Я ненавидел их всех.
Ненавидел эту лепнину из пенопласта, с которой свисали пожухлые шары. Ненавидел запах — смесь духов «Красная Москва», пота и подгоревшего мяса из кухни. Ненавидел своё отражение в зеркальной колонне: мужик за тридцать, с камерой наперевес, с застывшей улыбкой, которую он натягивает как презерватив — для защиты.
Мне тридцать два. У меня диплом ВГИКа, который лежит в ящике стола и, кажется, уже покрылся плесенью. У меня жена Катя — женщина, которая ещё верит, что я «творческая личность в поиске». Она всё ещё задаёт вопросы про мои проекты, всё ещё всматривается в моё лицо по вечерам, пытаясь найти там того парня, за которого выходила. Того, кто говорил, что станет великим фотографом. Того, кто ещё умел смеяться.
Тот парень умер. Я не знаю когда. Может, в первую брачную ночь. Может, когда мы взяли ипотеку. Может, когда я в сотый раз нажал на спуск, снимая чужое счастье, в которое не верил.
У меня ипотека, которую надо платить каждый месяц. У меня старая «Мазда», которая жрёт масло. У меня геморрой от сидячей работы и гастрит от фастфуда на заправках. У меня мечта — когда-нибудь снять что-то настоящее.
Но настоящее не приходит на свадьбы. Настоящее не позирует перед камерой с букетом из роз, купленных в переходе. Настоящее — это когда человек забывает, что на него смотрят. Когда маска сползает, как косметика под дождём, и наружу вылезает то, что он прячет даже от себя.

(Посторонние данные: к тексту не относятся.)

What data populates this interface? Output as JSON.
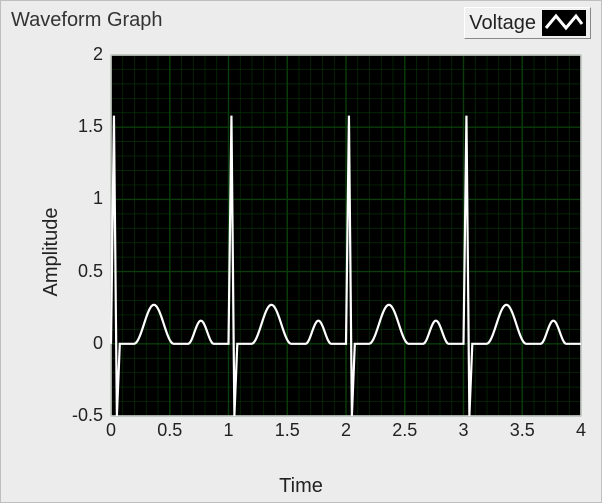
{
  "panel": {
    "title": "Waveform Graph",
    "background_color": "#ececec",
    "border_color": "#bfbfbf",
    "title_fontsize": 20,
    "title_color": "#333333"
  },
  "legend": {
    "label": "Voltage",
    "swatch_bg": "#000000",
    "line_color": "#ffffff",
    "line_style": "zigzag",
    "box_face": "#f0f0f0",
    "box_light": "#ffffff",
    "box_dark": "#888888",
    "label_fontsize": 20
  },
  "chart": {
    "type": "line",
    "plot_bg": "#000000",
    "grid_major_color": "#0a3d0a",
    "grid_minor_color": "#063006",
    "grid_major_width": 1.4,
    "grid_minor_width": 0.7,
    "axis_frame_color": "#d9d9d9",
    "line_color": "#ffffff",
    "line_width": 2.2,
    "xlim": [
      0,
      4
    ],
    "ylim": [
      -0.5,
      2
    ],
    "xtick_step": 0.5,
    "ytick_step": 0.5,
    "x_minor_divisions": 5,
    "y_minor_divisions": 5,
    "xlabel": "Time",
    "ylabel": "Amplitude",
    "label_fontsize": 20,
    "tick_fontsize": 18,
    "xticks": [
      0,
      0.5,
      1,
      1.5,
      2,
      2.5,
      3,
      3.5,
      4
    ],
    "yticks": [
      -0.5,
      0,
      0.5,
      1,
      1.5,
      2
    ],
    "series": [
      {
        "name": "Voltage",
        "color": "#ffffff",
        "width": 2.2,
        "spike_x": [
          0.025,
          1.025,
          2.025,
          3.025
        ],
        "spike_peak": 1.58,
        "spike_trough": -0.5,
        "spike_half_width": 0.025,
        "bump1_center_offset": 0.34,
        "bump1_amp": 0.27,
        "bump1_half_width": 0.17,
        "bump2_center_offset": 0.74,
        "bump2_amp": 0.16,
        "bump2_half_width": 0.11,
        "baseline": 0.0,
        "period": 1.0,
        "cycles": 4,
        "samples_per_cycle": 240
      }
    ]
  }
}
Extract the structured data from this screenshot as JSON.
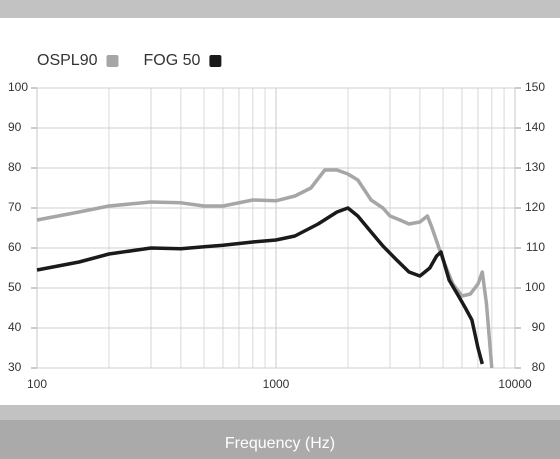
{
  "chart_data": {
    "type": "line",
    "xlabel": "Frequency (Hz)",
    "xscale": "log",
    "minor_grid": true,
    "grid": true,
    "xlim": [
      100,
      10000
    ],
    "xticks": [
      100,
      1000,
      10000
    ],
    "ylim": [
      30,
      100
    ],
    "yticks": [
      30,
      40,
      50,
      60,
      70,
      80,
      90,
      100
    ],
    "y2lim": [
      80,
      150
    ],
    "y2ticks": [
      80,
      90,
      100,
      110,
      120,
      130,
      140,
      150
    ],
    "series": [
      {
        "name": "OSPL90",
        "color": "#a6a6a6",
        "axis": "y2",
        "x": [
          100,
          150,
          200,
          300,
          400,
          500,
          600,
          800,
          1000,
          1200,
          1400,
          1600,
          1800,
          2000,
          2200,
          2500,
          2800,
          3000,
          3300,
          3600,
          4000,
          4300,
          4500,
          5000,
          5500,
          6000,
          6500,
          7000,
          7300,
          7600,
          8000
        ],
        "values": [
          117,
          119,
          120.5,
          121.5,
          121.3,
          120.5,
          120.5,
          122,
          121.8,
          123,
          125,
          129.5,
          129.5,
          128.5,
          127,
          122,
          120,
          118,
          117,
          116,
          116.5,
          118,
          115,
          107,
          101,
          98,
          98.5,
          101,
          104,
          96,
          80
        ]
      },
      {
        "name": "FOG 50",
        "color": "#1a1a1a",
        "x": [
          100,
          150,
          200,
          300,
          400,
          500,
          600,
          800,
          1000,
          1200,
          1500,
          1800,
          2000,
          2200,
          2500,
          2800,
          3200,
          3600,
          4000,
          4400,
          4700,
          4900,
          5300,
          5800,
          6200,
          6600,
          7000,
          7300
        ],
        "values": [
          54.5,
          56.5,
          58.5,
          60,
          59.8,
          60.3,
          60.7,
          61.5,
          62,
          63,
          66,
          69,
          70,
          68,
          64,
          60.5,
          57,
          54,
          53,
          55,
          58,
          59,
          52,
          48,
          45,
          42,
          35,
          31
        ]
      }
    ]
  }
}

Я искал это настоящее пятнадцать лет. И нашёл его случайно, дождливым вечером в сентябре.
Дождь хлестал по лобовому стеклу так, что дворники не справлялись. Я возвращался с юбилея какой-то чиновницы — снимал, как гости дарили конверты с деньгами, как именинница к концу вечера так наклюкалась, что уснула лицом в салате. Я не стал это снимать. Дурак. Тогда я ещё думал, что есть вещи, которые нельзя фотографировать.

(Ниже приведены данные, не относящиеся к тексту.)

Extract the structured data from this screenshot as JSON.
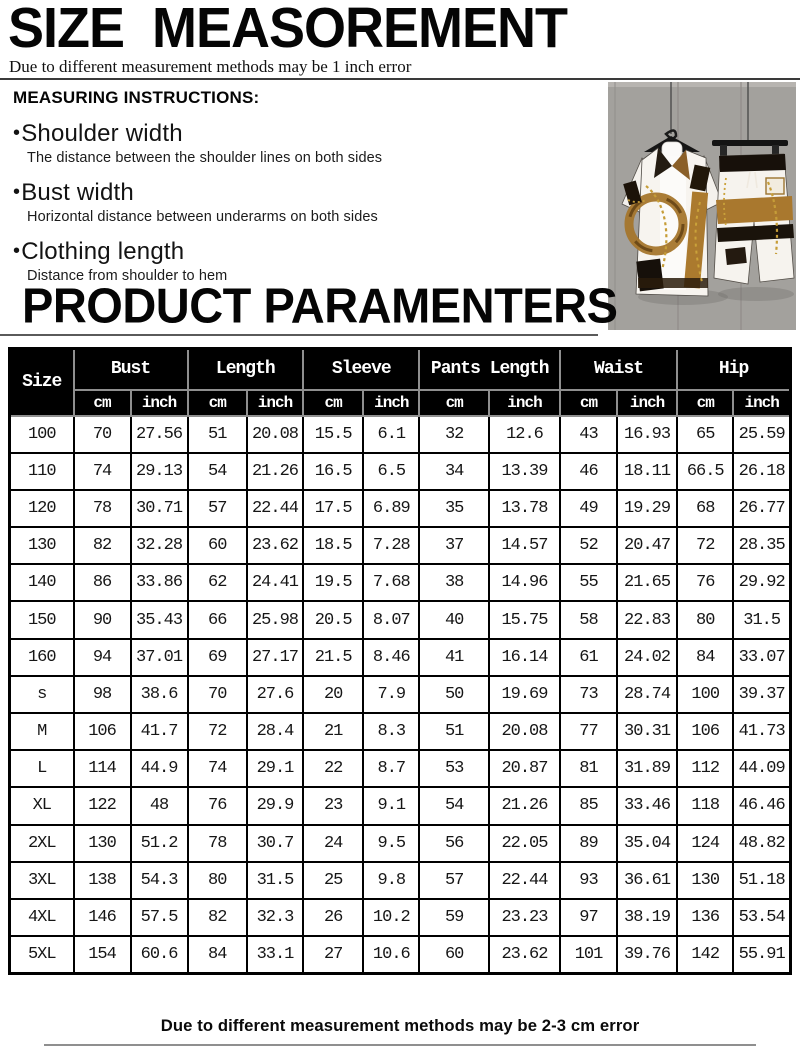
{
  "header": {
    "title": "SIZE  MEASOREMENT",
    "subtitle": "Due to different measurement methods may be 1 inch error",
    "instructions_title": "MEASURING INSTRUCTIONS:",
    "bullet": "•",
    "instructions": [
      {
        "label": "Shoulder width",
        "desc": "The distance between the shoulder lines on both sides"
      },
      {
        "label": "Bust width",
        "desc": "Horizontal distance between underarms on both sides"
      },
      {
        "label": "Clothing length",
        "desc": "Distance from shoulder to hem"
      }
    ],
    "product_title": "PRODUCT PARAMENTERS"
  },
  "product_image": {
    "description": "printed short-sleeve shirt and shorts set hanging on black hangers against gray panel wall"
  },
  "size_table": {
    "header_groups": [
      {
        "label": "Size",
        "colspan": 1,
        "rowspan": 2
      },
      {
        "label": "Bust",
        "colspan": 2
      },
      {
        "label": "Length",
        "colspan": 2
      },
      {
        "label": "Sleeve",
        "colspan": 2
      },
      {
        "label": "Pants Length",
        "colspan": 2
      },
      {
        "label": "Waist",
        "colspan": 2
      },
      {
        "label": "Hip",
        "colspan": 2
      }
    ],
    "sub_headers": [
      "cm",
      "inch",
      "cm",
      "inch",
      "cm",
      "inch",
      "cm",
      "inch",
      "cm",
      "inch",
      "cm",
      "inch"
    ],
    "rows": [
      {
        "size": "100",
        "values": [
          "70",
          "27.56",
          "51",
          "20.08",
          "15.5",
          "6.1",
          "32",
          "12.6",
          "43",
          "16.93",
          "65",
          "25.59"
        ]
      },
      {
        "size": "110",
        "values": [
          "74",
          "29.13",
          "54",
          "21.26",
          "16.5",
          "6.5",
          "34",
          "13.39",
          "46",
          "18.11",
          "66.5",
          "26.18"
        ]
      },
      {
        "size": "120",
        "values": [
          "78",
          "30.71",
          "57",
          "22.44",
          "17.5",
          "6.89",
          "35",
          "13.78",
          "49",
          "19.29",
          "68",
          "26.77"
        ]
      },
      {
        "size": "130",
        "values": [
          "82",
          "32.28",
          "60",
          "23.62",
          "18.5",
          "7.28",
          "37",
          "14.57",
          "52",
          "20.47",
          "72",
          "28.35"
        ]
      },
      {
        "size": "140",
        "values": [
          "86",
          "33.86",
          "62",
          "24.41",
          "19.5",
          "7.68",
          "38",
          "14.96",
          "55",
          "21.65",
          "76",
          "29.92"
        ]
      },
      {
        "size": "150",
        "values": [
          "90",
          "35.43",
          "66",
          "25.98",
          "20.5",
          "8.07",
          "40",
          "15.75",
          "58",
          "22.83",
          "80",
          "31.5"
        ]
      },
      {
        "size": "160",
        "values": [
          "94",
          "37.01",
          "69",
          "27.17",
          "21.5",
          "8.46",
          "41",
          "16.14",
          "61",
          "24.02",
          "84",
          "33.07"
        ]
      },
      {
        "size": "s",
        "values": [
          "98",
          "38.6",
          "70",
          "27.6",
          "20",
          "7.9",
          "50",
          "19.69",
          "73",
          "28.74",
          "100",
          "39.37"
        ]
      },
      {
        "size": "M",
        "values": [
          "106",
          "41.7",
          "72",
          "28.4",
          "21",
          "8.3",
          "51",
          "20.08",
          "77",
          "30.31",
          "106",
          "41.73"
        ]
      },
      {
        "size": "L",
        "values": [
          "114",
          "44.9",
          "74",
          "29.1",
          "22",
          "8.7",
          "53",
          "20.87",
          "81",
          "31.89",
          "112",
          "44.09"
        ]
      },
      {
        "size": "XL",
        "values": [
          "122",
          "48",
          "76",
          "29.9",
          "23",
          "9.1",
          "54",
          "21.26",
          "85",
          "33.46",
          "118",
          "46.46"
        ]
      },
      {
        "size": "2XL",
        "values": [
          "130",
          "51.2",
          "78",
          "30.7",
          "24",
          "9.5",
          "56",
          "22.05",
          "89",
          "35.04",
          "124",
          "48.82"
        ]
      },
      {
        "size": "3XL",
        "values": [
          "138",
          "54.3",
          "80",
          "31.5",
          "25",
          "9.8",
          "57",
          "22.44",
          "93",
          "36.61",
          "130",
          "51.18"
        ]
      },
      {
        "size": "4XL",
        "values": [
          "146",
          "57.5",
          "82",
          "32.3",
          "26",
          "10.2",
          "59",
          "23.23",
          "97",
          "38.19",
          "136",
          "53.54"
        ]
      },
      {
        "size": "5XL",
        "values": [
          "154",
          "60.6",
          "84",
          "33.1",
          "27",
          "10.6",
          "60",
          "23.62",
          "101",
          "39.76",
          "142",
          "55.91"
        ]
      }
    ]
  },
  "footer": {
    "note": "Due to different measurement methods may be 2-3 cm error"
  },
  "colors": {
    "table_header_bg": "#000000",
    "table_header_text": "#ffffff",
    "table_border": "#000000",
    "wall_gray": "#a7a4a1",
    "print_brown": "#a5762c",
    "print_gold": "#c69d38",
    "print_black": "#1a130b"
  }
}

В машине пахло сыростью и остывшим кофе. В пепельнице лежали три бычка — я бросил курить два года назад, но в тот вечер сорвался. Руки дрожали — не от никотина, от усталости. Я крутил руль, смотрел на мокрый асфальт и думал, что жизнь — это бесконечная череда одинаковых дней, нанизанных на нитку, как дешёвые бусы.
Перекрёсток. Красный свет. Я остановился и потянулся к телефону — проверить, не написала ли Катя. Она писала редко. Мы оба разучились писать друг другу просто так.
И тут — удар.
Звук был такой, будто кто-то с размаху шарахнул металлической битой по капоту — только это был не мой капот. Я поднял голову и увидел, как что-то — нет, кто-то — перелетает через велосипед и падает на асфальт метрах в десяти от меня. Тело ударилось о землю с глухим, влажным шлепком, какой бывает, когда роняешь сырое мясо на кафель.
Девушка за рулём «Фольксвагена» выскочила из машины, даже не заглушив двигатель. Её дверь осталась распахнутой настежь, и дворники всё так же елозили по стеклу, размазывая дождь. Она сделала два шага к лежащему телу и замерла, как вкопанная. Её рот открылся, но крик застрял где-то в горле.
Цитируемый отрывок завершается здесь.